Exactly — both Microsoft 365 Business Premium (with SharePoint, OneDrive, Lists, etc.) and Airtable Pro/Team plans run in the ballpark of $20 per user/month.

But here’s the key difference for your use case:


What You Get for ~$20/User

Microsoft 365 (Business Premium / E3/E5 level)

  • 1 TB OneDrive per user + 1 TB + 10 GB per licensed user in SharePoint (scales with your team).
  • ✅ Enterprise-grade HIPAA compliance (already baked in).
  • ✅ Familiar apps: Word, Excel, PowerPoint, Outlook.
  • Microsoft Lists (essentially Airtable-lite inside 365).
  • ✅ Teams integration, versioning, audit trails.
  • Can handle sensitive data (PHI/PII) legally.

Airtable Pro / Team

  • ✅ A beautiful, database-like UI — great for tagging, sorting, and linking research.
  • ✅ Unlimited records and more advanced views at the $20 tier.
  • ✅ Flexible collaboration (like Google Sheets + database hybrid).
  • Not HIPAA compliant unless you’re on Enterprise ($90+/user/month + contracts).
  • ❌ Another subscription to manage, outside your compliance framework.

⚖️ Bottom Line

Since you already pay for HIPAA-compliant Microsoft 365:

  • Using SharePoint + OneDrive + Microsoft Lists gives you almost everything Airtable does, without needing to pay extra or worry about compliance.
  • Airtable is only worth the same cost if you value UI/UX over compliance and only store non-sensitive advocacy research there.
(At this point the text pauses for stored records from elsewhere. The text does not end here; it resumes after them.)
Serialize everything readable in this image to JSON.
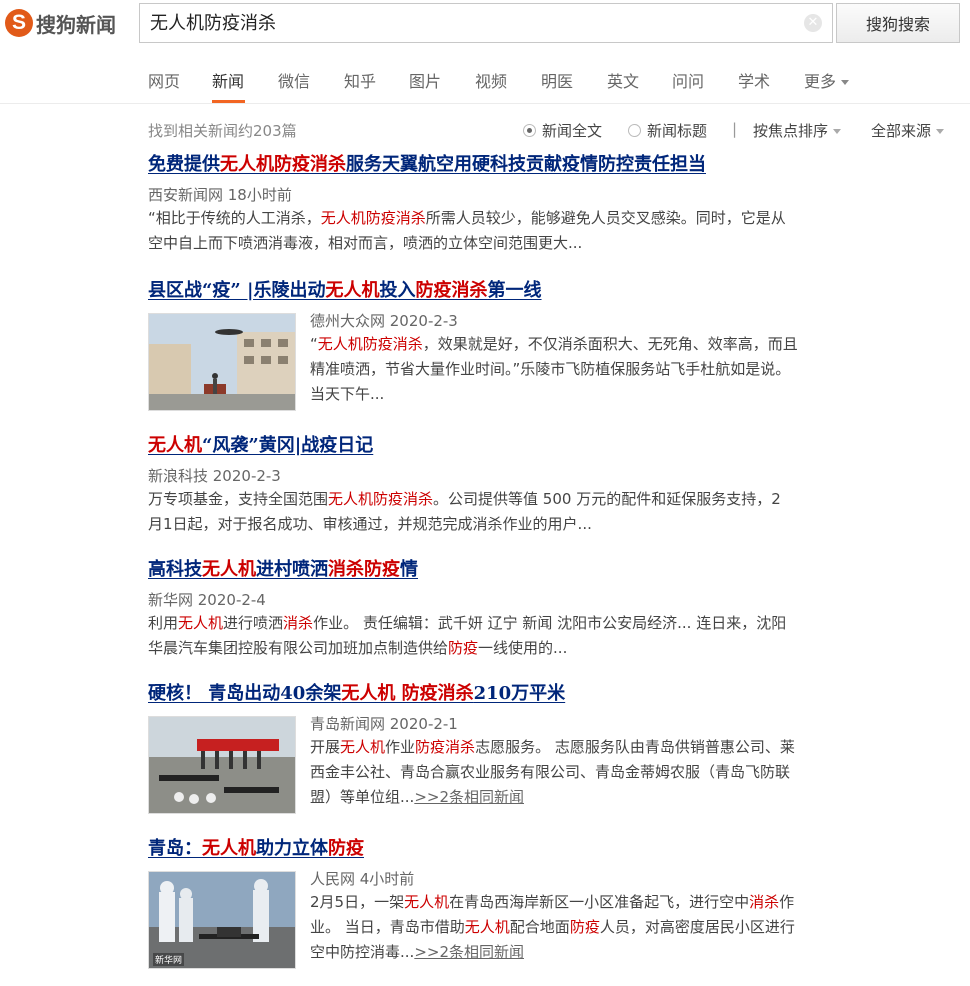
{
  "logo": {
    "text": "搜狗新闻"
  },
  "search": {
    "query": "无人机防疫消杀",
    "button": "搜狗搜索"
  },
  "nav": {
    "items": [
      "网页",
      "新闻",
      "微信",
      "知乎",
      "图片",
      "视频",
      "明医",
      "英文",
      "问问",
      "学术",
      "更多"
    ],
    "active": "新闻"
  },
  "toolbar": {
    "count": "找到相关新闻约203篇",
    "opt_full": "新闻全文",
    "opt_title": "新闻标题",
    "sep": "|",
    "sort": "按焦点排序",
    "source": "全部来源"
  },
  "results": [
    {
      "title": [
        [
          "免费提供",
          0
        ],
        [
          "无人机防疫消杀",
          1
        ],
        [
          "服务天翼航空用硬科技贡献疫情防控责任担当",
          0
        ]
      ],
      "meta": "西安新闻网 18小时前",
      "snippet_lines": [
        [
          [
            "“相比于传统的人工消杀，",
            0
          ],
          [
            "无人机防疫消杀",
            1
          ],
          [
            "所需人员较少，能够避免人员交叉感染。同时，它是从",
            0
          ]
        ],
        [
          [
            "空中自上而下喷洒消毒液，相对而言，喷洒的立体空间范围更大...",
            0
          ]
        ]
      ],
      "image": false
    },
    {
      "title": [
        [
          "县区战“疫” |乐陵出动",
          0
        ],
        [
          "无人机",
          1
        ],
        [
          "投入",
          0
        ],
        [
          "防疫消杀",
          1
        ],
        [
          "第一线",
          0
        ]
      ],
      "meta": "德州大众网 2020-2-3",
      "snippet_lines": [
        [
          [
            "“",
            0
          ],
          [
            "无人机防疫消杀",
            1
          ],
          [
            "，效果就是好，不仅消杀面积大、无死角、效率高，而且",
            0
          ]
        ],
        [
          [
            "精准喷洒，节省大量作业时间。”乐陵市飞防植保服务站飞手杜航如是说。",
            0
          ]
        ],
        [
          [
            "当天下午...",
            0
          ]
        ]
      ],
      "image": true,
      "image_caption": ""
    },
    {
      "title": [
        [
          "无人机",
          1
        ],
        [
          "“风袭”黄冈|战疫日记",
          0
        ]
      ],
      "meta": "新浪科技 2020-2-3",
      "snippet_lines": [
        [
          [
            "万专项基金，支持全国范围",
            0
          ],
          [
            "无人机防疫消杀",
            1
          ],
          [
            "。公司提供等值 500 万元的配件和延保服务支持，2",
            0
          ]
        ],
        [
          [
            "月1日起，对于报名成功、审核通过，并规范完成消杀作业的用户...",
            0
          ]
        ]
      ],
      "image": false
    },
    {
      "title": [
        [
          "高科技",
          0
        ],
        [
          "无人机",
          1
        ],
        [
          "进村喷洒",
          0
        ],
        [
          "消杀防疫",
          1
        ],
        [
          "情",
          0
        ]
      ],
      "meta": "新华网 2020-2-4",
      "snippet_lines": [
        [
          [
            "利用",
            0
          ],
          [
            "无人机",
            1
          ],
          [
            "进行喷洒",
            0
          ],
          [
            "消杀",
            1
          ],
          [
            "作业。 责任编辑：武千妍 辽宁 新闻 沈阳市公安局经济... 连日来，沈阳",
            0
          ]
        ],
        [
          [
            "华晨汽车集团控股有限公司加班加点制造供给",
            0
          ],
          [
            "防疫",
            1
          ],
          [
            "一线使用的...",
            0
          ]
        ]
      ],
      "image": false
    },
    {
      "title": [
        [
          "硬核！ 青岛出动40余架",
          0
        ],
        [
          "无人机 防疫消杀",
          1
        ],
        [
          "210万平米",
          0
        ]
      ],
      "meta": "青岛新闻网 2020-2-1",
      "snippet_lines": [
        [
          [
            "开展",
            0
          ],
          [
            "无人机",
            1
          ],
          [
            "作业",
            0
          ],
          [
            "防疫消杀",
            1
          ],
          [
            "志愿服务。 志愿服务队由青岛供销普惠公司、莱",
            0
          ]
        ],
        [
          [
            "西金丰公社、青岛合赢农业服务有限公司、青岛金蒂姆农服（青岛飞防联",
            0
          ]
        ],
        [
          [
            "盟）等单位组...",
            0
          ]
        ]
      ],
      "more": ">>2条相同新闻",
      "image": true
    },
    {
      "title": [
        [
          "青岛：",
          0
        ],
        [
          "无人机",
          1
        ],
        [
          "助力立体",
          0
        ],
        [
          "防疫",
          1
        ]
      ],
      "meta": "人民网 4小时前",
      "snippet_lines": [
        [
          [
            "2月5日，一架",
            0
          ],
          [
            "无人机",
            1
          ],
          [
            "在青岛西海岸新区一小区准备起飞，进行空中",
            0
          ],
          [
            "消杀",
            1
          ],
          [
            "作",
            0
          ]
        ],
        [
          [
            "业。 当日，青岛市借助",
            0
          ],
          [
            "无人机",
            1
          ],
          [
            "配合地面",
            0
          ],
          [
            "防疫",
            1
          ],
          [
            "人员，对高密度居民小区进行",
            0
          ]
        ],
        [
          [
            "空中防控消毒...",
            0
          ]
        ]
      ],
      "more": ">>2条相同新闻",
      "image": true,
      "image_caption": "新华网"
    }
  ]
}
So yes — they cost about the same per seat, but Microsoft 365 gives you way more compliance and storage value for that money.


Do you want me to show you how to set up a Microsoft List that behaves like Airtable (sortable, filterable, research catalog) so you can keep your repository fully in 365 instead of splitting between two tools?